但し、肥満と死因の関係はがんのみならず、糖尿病やほかの循環器疾患等にも関係していてこれらを併せて疾病の原因とみなしています。ですから、肥満に関しては、がんに対するリスクというより、その他の重大な病気へのリスクといった方が大きいようです。
また、食生活、特に野菜や果物の摂取量とがんの関係性が研究されています。世界がん研究基金等は、食物、栄養面から果物とカルテノイド豊富な食物は肺がんの予防効果があると発表し、非でんぷん質の野菜には予防効果の可能性があるとみています。

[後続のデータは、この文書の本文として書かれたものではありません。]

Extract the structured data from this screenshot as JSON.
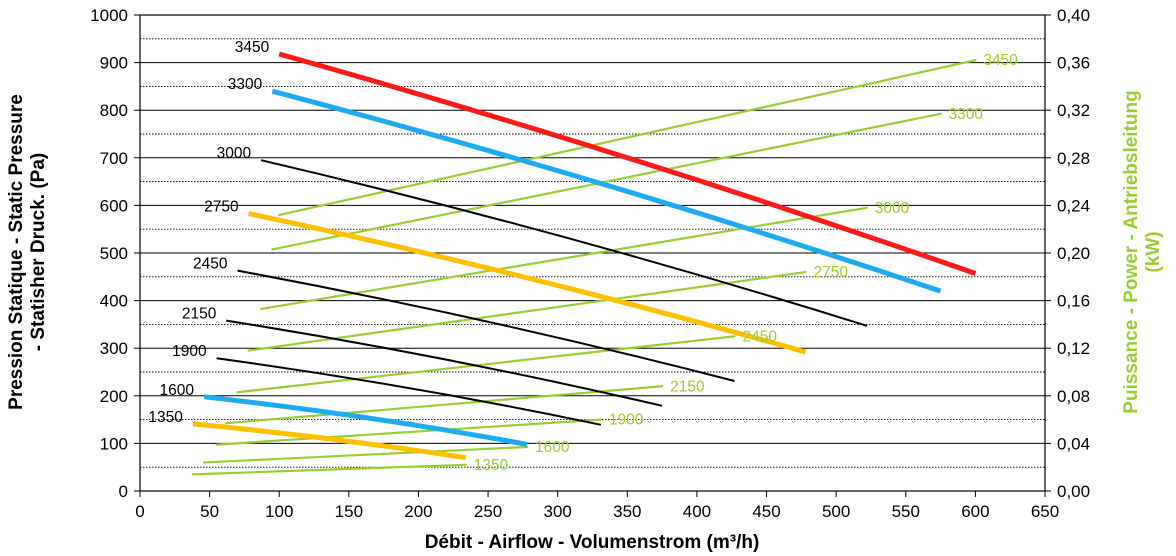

これは、世界的な発表なので日本人を対象とした研究の場合、果物は肺がんのリスクを下げる可能性があり、緑黄色野菜などの野菜類と肺がんのリスクでは、今ひとつ根拠がないという結果になっています。ただ、果物や植物から抽出したベータカロテンなどのサプリメントを用いても、リスクを下げる効果はあまり見られなかったのです。また、果物、野菜類をあまり摂取しないと食道がんや胃がんにかかりやすいという結果がみられます。
塩分摂取によって、引き起こされやすいがんは胃がんになります。また、温度の高い飲み物の摂取は胃の上部にがんを引き起こしやすい事、ピロリ菌などの感染により胃がんを引き起こすという事がわかっています。